You've said that Pope Francis is surrounded by "Pharisees and Herodians".

"Pharisees and Herodians" is an expression from the Gospel of Mark which says that something Jesus did was bothersome and that from then on, the Pharisees and Herodians agreed to put an end to him. I took that expression because the Pharisees and the Herodians couldn't stand each other in those days, but united around a common enemy. I don't know who the Pharisees and Herodians are today, whether they're the CIA, the KGB, the Mafia, the Roman Curia...I don't know, but it seems that there's something right now that's creating resistance to Francis. In fact, Andrea Riccardi, the founder of the Community of Sant'Egidio, a man who's such a part of the institution, just made some statements saying watch out, because the Pope is facing very strong resistance.

You referred earlier to liberation theology. At Müller's initiative, Francis received its creator, Gustavo Gutiérrez. Is something changing in that regard and does it have to be done, even though without naming it?

Gustavo Gutiérrez already said that. If you don't want to use the expression, don't use it, but you have to think about the problem of this world of hunger, destitution, the poor, the huge differences from God's perspective. We can call it what we want, but it's clear that that is contrary to the will of God. The best thing about Müller is not that he gained an audience for Gustavo Gutiérrez who, on the other hand, deserves it because he's been a faithful man who's never wanted to break with the Church and he's one of those men I would canonize in a heartbeat. What's best about Müller is that book I mentioned that they wrote together. In the fourth chapter there's such a deep understanding by Müller of what liberation theology is, that it would be appropriate for all those who think it's reheated Marxism and all those sloganeers from Wall Street to read it.

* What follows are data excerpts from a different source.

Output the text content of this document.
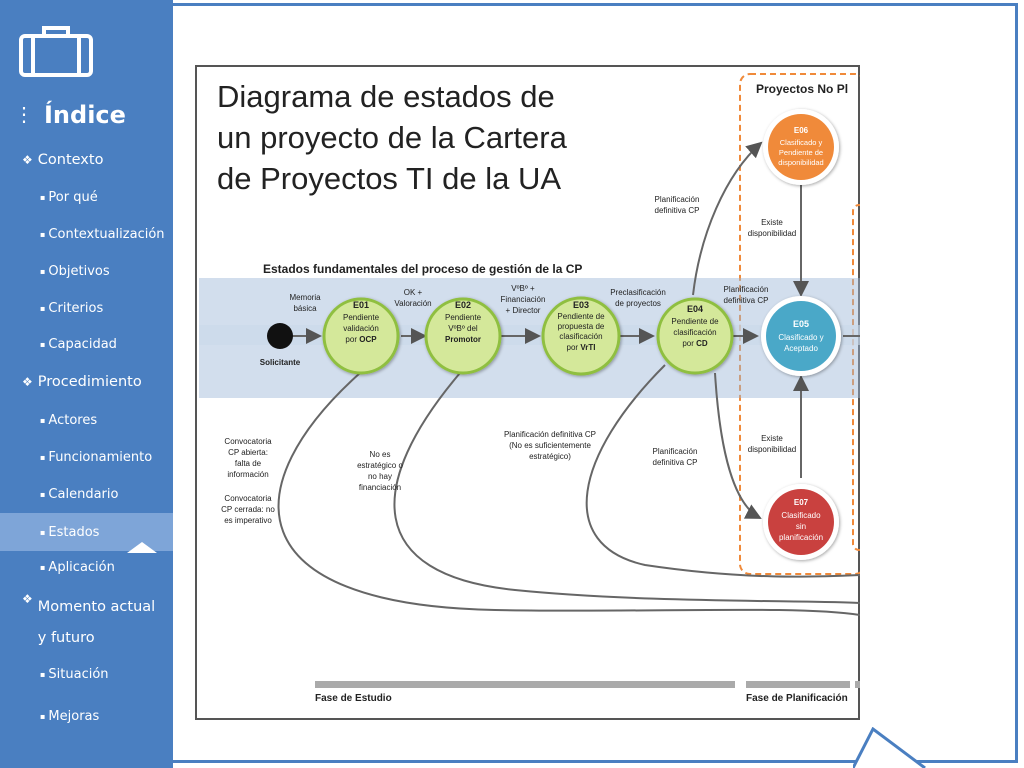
⋮ Índice
❖ Contexto
▪ Por qué
▪ Contextualización
▪ Objetivos
▪ Criterios
▪ Capacidad
❖ Procedimiento
▪ Actores
▪ Funcionamiento
▪ Calendario
▪ Estados
▪ Aplicación
❖ Momento actual y futuro
▪ Situación
▪ Mejoras
Diagrama de estados de
un proyecto de la Cartera
de Proyectos TI de la UA
Proyectos No Pl
Estados fundamentales del proceso de gestión de la CP
Solicitante
E01
Pendiente
validación
por OCP
E02
Pendiente
VºBº del
Promotor
E03
Pendiente de
propuesta de
clasificación
por VrTI
E04
Pendiente de
clasificación
por CD
E05
Clasificado y
Aceptado
E06
Clasificado y
Pendiente de
disponibilidad
E07
Clasificado
sin
planificación
Memoria
básica
OK +
Valoración
VºBº +
Financiación
+ Director
Preclasificación
de proyectos
Planificación
definitiva CP
Planificación
definitiva CP
Existe
disponibilidad
Existe
disponibilidad
Convocatoria
CP abierta:
falta de
información
Convocatoria
CP cerrada: no
es imperativo
No es
estratégico o
no hay
financiación
Planificación definitiva CP
(No es suficientemente
estratégico)
Planificación
definitiva CP
Fase de Estudio	Fase de Planificación
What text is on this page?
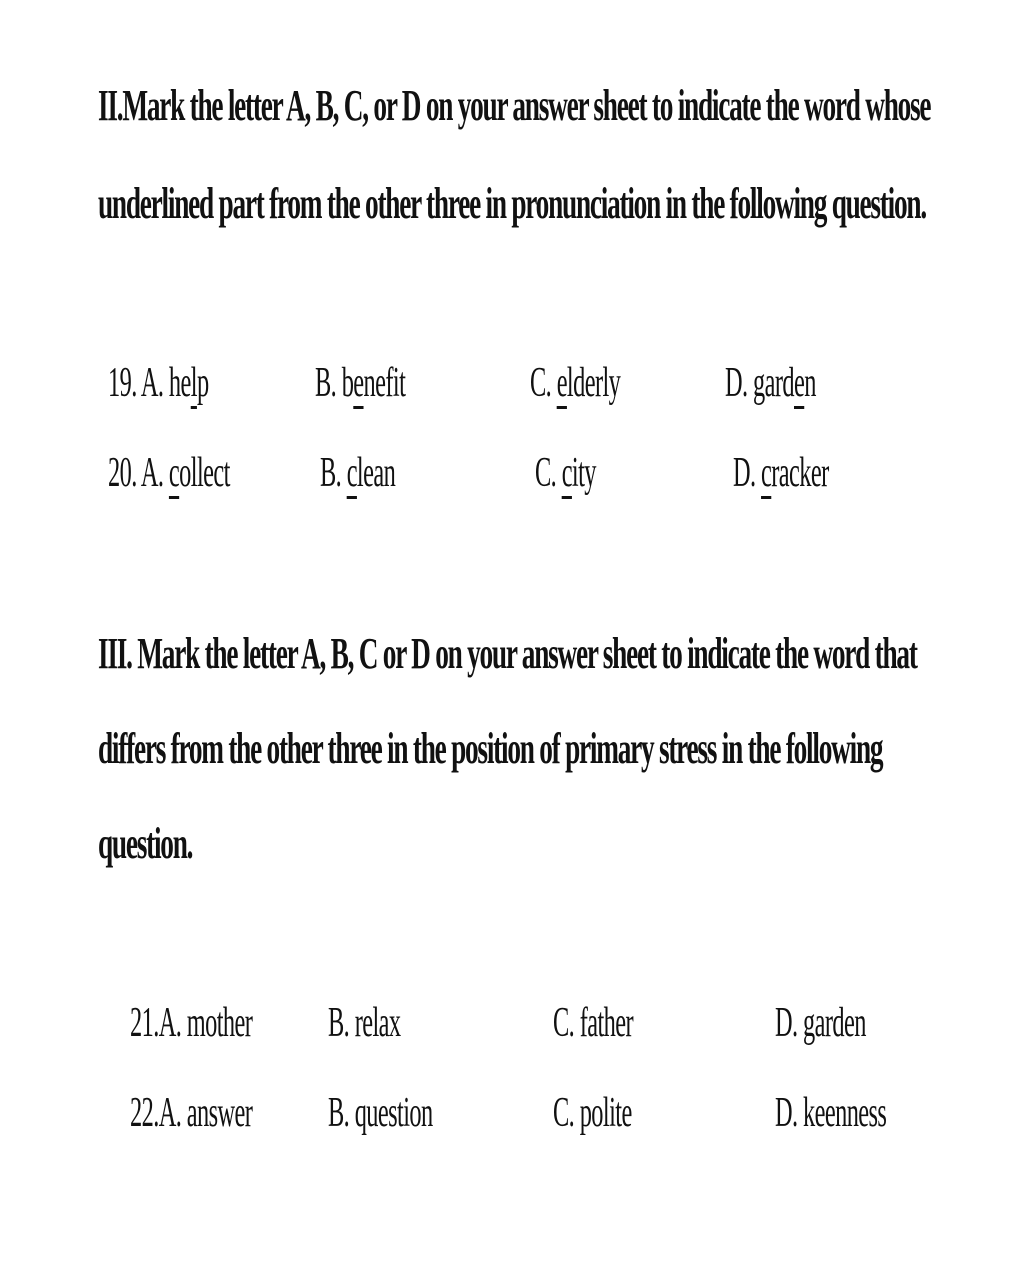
II.Mark the letter A, B, C, or D on your answer sheet to indicate the word whose
underlined part from the other three in pronunciation in the following question.
19. A. help	B. benefit	C. elderly D. garden
20. A. collect B. clean	C. city	D. cracker
III. Mark the letter A, B, C or D on your answer sheet to indicate the word that
differs from the other three in the position of primary stress in the following
question.
21.A. mother B. relax	C. father	D. garden
22.A. answer B. question	C. polite	D. keenness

With Francis, the Jesuits are in clover. The Pope will be canonizing Fabro and Anchieta, he visited Father Arrupe's tomb, and he granted that famous interview to the Society's magazines. Is that good or bad?

I don't like being in clover. I understand that this Pope is a Jesuit and, for example, he might have great devotion to Father Arrupe. That's one level of his personal existence, but once he's pope, at a certain point he's no longer a Jesuit to everyone else, but he's Brother Francis, successor to Peter, and nothing more. As for the Jesuits, we have some of everything. Some will be happy with Francis but I know that there are also Jesuits who just don't understand Francis. I'm not sure who once said that the best thing about the Society today is that we're the most disparate order but we no longer fight among ourselves, because when I was young, we were fighting much of the time, but we've learned to coexist.